Monday 27 December 2010

Northern Mexico is the locus of a modern media echo chamber where global press outlets constantly practice their synchronised routines in condemning drug-connected violence as, almost daily it seems, another slaughter occurs under the noses of local civil authorities. Remarkable this October was news that a 20-year-old student named Marisol Valles was the only candidate willing to take up the position of police chief in the town of Praxedis. But the war on drugs is simply not working.

Back in 2009, the Cato Institute, a libertarian think-tank based in Washington DC, released a report it had comissioned on Portugal's decriminalisation of drug use. Several press outlets covered the paper but there was little traction in the broadsheets, let alone the ghastly tabloids.
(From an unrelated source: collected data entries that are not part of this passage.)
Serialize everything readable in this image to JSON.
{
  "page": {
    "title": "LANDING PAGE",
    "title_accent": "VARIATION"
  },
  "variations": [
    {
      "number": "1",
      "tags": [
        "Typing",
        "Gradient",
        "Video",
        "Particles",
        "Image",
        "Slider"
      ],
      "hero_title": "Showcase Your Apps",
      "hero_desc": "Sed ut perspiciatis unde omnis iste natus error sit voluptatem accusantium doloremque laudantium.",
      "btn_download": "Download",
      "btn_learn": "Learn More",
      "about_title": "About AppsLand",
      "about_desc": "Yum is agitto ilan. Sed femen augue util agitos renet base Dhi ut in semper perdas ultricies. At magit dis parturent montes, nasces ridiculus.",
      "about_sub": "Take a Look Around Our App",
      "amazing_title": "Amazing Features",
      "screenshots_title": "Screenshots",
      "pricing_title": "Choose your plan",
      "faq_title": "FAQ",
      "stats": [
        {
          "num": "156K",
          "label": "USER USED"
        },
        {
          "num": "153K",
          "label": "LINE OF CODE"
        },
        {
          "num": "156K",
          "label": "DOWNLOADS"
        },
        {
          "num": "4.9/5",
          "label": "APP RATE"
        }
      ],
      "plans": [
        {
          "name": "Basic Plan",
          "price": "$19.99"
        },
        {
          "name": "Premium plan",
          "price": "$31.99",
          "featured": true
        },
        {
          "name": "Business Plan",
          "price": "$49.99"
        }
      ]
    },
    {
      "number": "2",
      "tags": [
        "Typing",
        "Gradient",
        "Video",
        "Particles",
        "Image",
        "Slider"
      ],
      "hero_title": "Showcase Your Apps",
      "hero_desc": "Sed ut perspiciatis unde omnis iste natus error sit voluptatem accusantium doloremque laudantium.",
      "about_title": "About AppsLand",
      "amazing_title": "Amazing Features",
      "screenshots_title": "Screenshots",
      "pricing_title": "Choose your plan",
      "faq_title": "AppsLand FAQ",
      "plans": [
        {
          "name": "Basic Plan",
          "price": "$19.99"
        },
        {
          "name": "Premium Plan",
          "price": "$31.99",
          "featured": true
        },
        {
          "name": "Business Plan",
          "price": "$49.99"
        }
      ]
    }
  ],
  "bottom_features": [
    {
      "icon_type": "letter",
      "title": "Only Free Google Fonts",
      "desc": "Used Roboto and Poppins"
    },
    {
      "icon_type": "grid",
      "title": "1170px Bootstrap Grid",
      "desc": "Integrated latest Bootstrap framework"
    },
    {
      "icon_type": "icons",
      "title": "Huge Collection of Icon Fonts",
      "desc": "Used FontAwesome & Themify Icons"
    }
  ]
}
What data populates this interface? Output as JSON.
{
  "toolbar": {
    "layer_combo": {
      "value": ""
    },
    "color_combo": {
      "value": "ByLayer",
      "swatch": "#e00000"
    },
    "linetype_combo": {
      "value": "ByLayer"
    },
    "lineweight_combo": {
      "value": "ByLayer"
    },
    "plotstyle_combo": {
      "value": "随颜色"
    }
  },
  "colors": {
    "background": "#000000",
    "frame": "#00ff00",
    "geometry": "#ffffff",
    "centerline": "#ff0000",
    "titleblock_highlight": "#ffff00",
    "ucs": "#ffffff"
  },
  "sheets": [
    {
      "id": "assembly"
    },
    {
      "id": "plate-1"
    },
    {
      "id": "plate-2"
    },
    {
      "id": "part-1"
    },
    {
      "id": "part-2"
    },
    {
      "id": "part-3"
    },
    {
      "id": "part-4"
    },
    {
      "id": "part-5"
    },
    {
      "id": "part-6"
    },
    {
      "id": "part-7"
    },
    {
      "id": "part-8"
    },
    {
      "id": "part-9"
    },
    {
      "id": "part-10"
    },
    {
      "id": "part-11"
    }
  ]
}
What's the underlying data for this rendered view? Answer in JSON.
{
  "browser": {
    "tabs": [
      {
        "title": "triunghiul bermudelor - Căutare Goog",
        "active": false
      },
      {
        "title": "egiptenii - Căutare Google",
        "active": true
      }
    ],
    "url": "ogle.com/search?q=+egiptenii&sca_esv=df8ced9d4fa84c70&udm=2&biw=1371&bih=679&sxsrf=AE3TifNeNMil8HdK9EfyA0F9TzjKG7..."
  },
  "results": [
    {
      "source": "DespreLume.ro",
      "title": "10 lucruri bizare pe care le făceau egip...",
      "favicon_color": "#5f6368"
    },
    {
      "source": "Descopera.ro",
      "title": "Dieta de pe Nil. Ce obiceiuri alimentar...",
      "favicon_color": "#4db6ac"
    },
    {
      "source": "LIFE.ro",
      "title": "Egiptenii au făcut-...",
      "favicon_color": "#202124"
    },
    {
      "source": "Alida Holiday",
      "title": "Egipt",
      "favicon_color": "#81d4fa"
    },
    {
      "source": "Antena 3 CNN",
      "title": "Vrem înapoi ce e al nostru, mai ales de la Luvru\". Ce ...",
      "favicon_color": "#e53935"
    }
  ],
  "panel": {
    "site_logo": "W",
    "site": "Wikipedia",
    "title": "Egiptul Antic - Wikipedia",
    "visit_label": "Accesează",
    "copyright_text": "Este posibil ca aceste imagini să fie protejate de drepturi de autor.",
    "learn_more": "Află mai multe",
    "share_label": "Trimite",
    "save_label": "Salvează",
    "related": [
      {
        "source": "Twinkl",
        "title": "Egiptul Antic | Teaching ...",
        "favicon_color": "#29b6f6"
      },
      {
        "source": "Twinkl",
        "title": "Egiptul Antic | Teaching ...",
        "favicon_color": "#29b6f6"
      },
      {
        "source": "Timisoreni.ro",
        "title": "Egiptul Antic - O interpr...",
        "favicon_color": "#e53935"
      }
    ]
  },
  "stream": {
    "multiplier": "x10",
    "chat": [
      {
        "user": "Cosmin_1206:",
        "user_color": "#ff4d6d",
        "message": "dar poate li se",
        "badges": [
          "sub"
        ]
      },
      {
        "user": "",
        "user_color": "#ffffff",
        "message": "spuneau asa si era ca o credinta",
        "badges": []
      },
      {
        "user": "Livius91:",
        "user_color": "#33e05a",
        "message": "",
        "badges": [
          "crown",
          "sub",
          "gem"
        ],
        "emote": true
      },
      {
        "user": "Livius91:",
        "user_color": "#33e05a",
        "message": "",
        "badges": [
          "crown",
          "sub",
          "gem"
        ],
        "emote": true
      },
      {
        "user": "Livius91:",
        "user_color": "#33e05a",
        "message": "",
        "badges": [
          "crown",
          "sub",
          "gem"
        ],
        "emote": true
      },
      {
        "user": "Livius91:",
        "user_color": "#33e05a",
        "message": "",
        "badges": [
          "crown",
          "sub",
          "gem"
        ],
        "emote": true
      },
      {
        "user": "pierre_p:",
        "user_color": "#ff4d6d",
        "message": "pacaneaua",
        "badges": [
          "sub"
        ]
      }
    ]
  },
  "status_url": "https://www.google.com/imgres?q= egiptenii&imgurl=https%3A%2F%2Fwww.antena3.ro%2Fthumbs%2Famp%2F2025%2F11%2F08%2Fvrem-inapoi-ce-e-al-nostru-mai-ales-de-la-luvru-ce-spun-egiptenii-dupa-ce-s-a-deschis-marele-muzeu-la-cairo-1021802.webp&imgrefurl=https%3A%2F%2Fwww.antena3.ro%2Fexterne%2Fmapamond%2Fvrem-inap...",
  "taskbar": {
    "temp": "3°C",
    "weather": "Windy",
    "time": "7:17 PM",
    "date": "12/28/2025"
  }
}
In 2011 I think it's time to take another look at the options available, keeping in mind that, in Portugal, the nightmare scenarios predicted by the chorus of conservative doom-sayers just did not eventuate. Switzerland and Holland also have liberal laws regarding drug use. In the US, the standard-bearer for the War on Drugs, live 25 percent of the world's criminals, despite the fact that the country only has five percent of the world's population. Trillions of dollars have been spent in the battle for supremacy against the drug barons, but there has been precious little to show for all the expense. And a lot of dead bodies. It's time to take the trade away from dealers and put it into the hands of corporations.

This is a sight further than even Portugal has ventured but it is, I believe, the only way to stop the carnage, the jailings and the pain. Drugs are certainly not to be recommended: rational speech is. (There are other, better ways to minimise the pain of living.) By continuing to allow dealers to run the trade, the authorities are merely pushing the money underground. People will always want to find a way to reduce existential pain. So let's remove the stigma attached to drugs and talk rationally about the problem. Our children will thank us.